There's no question women are expected to live up to unrealistic beauty standards.
Each culture has a different view of what constitutes as beautiful, and those expectations can be harmful. Women tend to put an unhealthy pressure on themselves to match these hard-to-reach ideals, and this means never fully accepting who they are.
Many women often find themselves looking in the mirror and pinpointing something wrong with their looks and features. They're left wondering what they might look like if certain parts of them just looked a little different.
In the video above, the ladies of Buzzfeed's Ladylike tackle the idea of cultural beauty standards and the promotion of the idea of the "perfect" body. Kristin Chirico, Freddie Ransome, Safiya Nygaard and Jen Ruggirello each get their body photoshopped to fit their respective cultural beauty standards, and the results are shocking.

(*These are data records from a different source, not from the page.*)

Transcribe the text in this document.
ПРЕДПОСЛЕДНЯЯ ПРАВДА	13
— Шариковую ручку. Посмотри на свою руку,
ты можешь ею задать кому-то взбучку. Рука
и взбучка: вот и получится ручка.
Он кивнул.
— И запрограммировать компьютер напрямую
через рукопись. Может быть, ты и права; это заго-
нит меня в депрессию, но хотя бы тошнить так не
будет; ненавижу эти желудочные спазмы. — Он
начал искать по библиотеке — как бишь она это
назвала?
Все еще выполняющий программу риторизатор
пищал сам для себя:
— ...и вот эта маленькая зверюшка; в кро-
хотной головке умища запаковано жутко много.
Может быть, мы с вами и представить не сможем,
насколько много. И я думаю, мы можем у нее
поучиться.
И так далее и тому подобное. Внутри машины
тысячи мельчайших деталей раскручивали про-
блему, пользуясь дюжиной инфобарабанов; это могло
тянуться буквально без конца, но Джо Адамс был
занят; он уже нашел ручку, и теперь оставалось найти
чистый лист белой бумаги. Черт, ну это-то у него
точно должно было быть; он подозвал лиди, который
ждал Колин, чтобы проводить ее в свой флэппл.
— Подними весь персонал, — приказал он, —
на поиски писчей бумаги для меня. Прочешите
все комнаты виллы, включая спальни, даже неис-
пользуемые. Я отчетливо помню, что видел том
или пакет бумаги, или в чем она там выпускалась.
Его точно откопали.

The four women explore Indian, Italian, Japanese and African-American beauty ideals and the qualities most desired in those cultures.
Japanese women are supposed to be seen as feminine with pale skin and a youthful appearance; Italian woman are supposed to be thin with a bigger bust; African-American women desire a "Coke bottle shape;" and Indian women are often told they should possess big doe eyes and fair skin.
With these qualities taken into play, each woman then had her image photoshopped to fit what their culture thinks is the ideal woman — physically, that is.
After the results were shown to the women, their underwhelmed reaction said it all.
Using the words "terrifying" and "creepy" to describe their new appearances, the women quickly realized these ideals were not who they were.
"The Photoshop made me realize that I don’t really need to or want to change my body to look more like it," Nygaard confessed.
"This is me, with all the me sucked out of it," Chirico said.
For Ransome, the process gave her a sense of closure. After lusting over lighter skin and curvier features since she was a young girl, her photoshopped image with these qualities didn't give her a sense of confidence and they sure didn't make her feel beautiful.
"It makes me sad that I was so insecure with the way that I looked growing up. But it makes me happy because I'm very satisfied with the way that I look. I've grown into my beauty, I've grown into accepting the way I look. I wouldn't want to look any other way."
"I realize I'm full of imperfections and things that people don't like, and things that I don't like, but I'm greater than the sum of my parts," Chirico said.
"Nitpicking yourself doesn't necessarily make you more beautiful, it just makes you different."
Today's lesson: Embrace yourself as you are.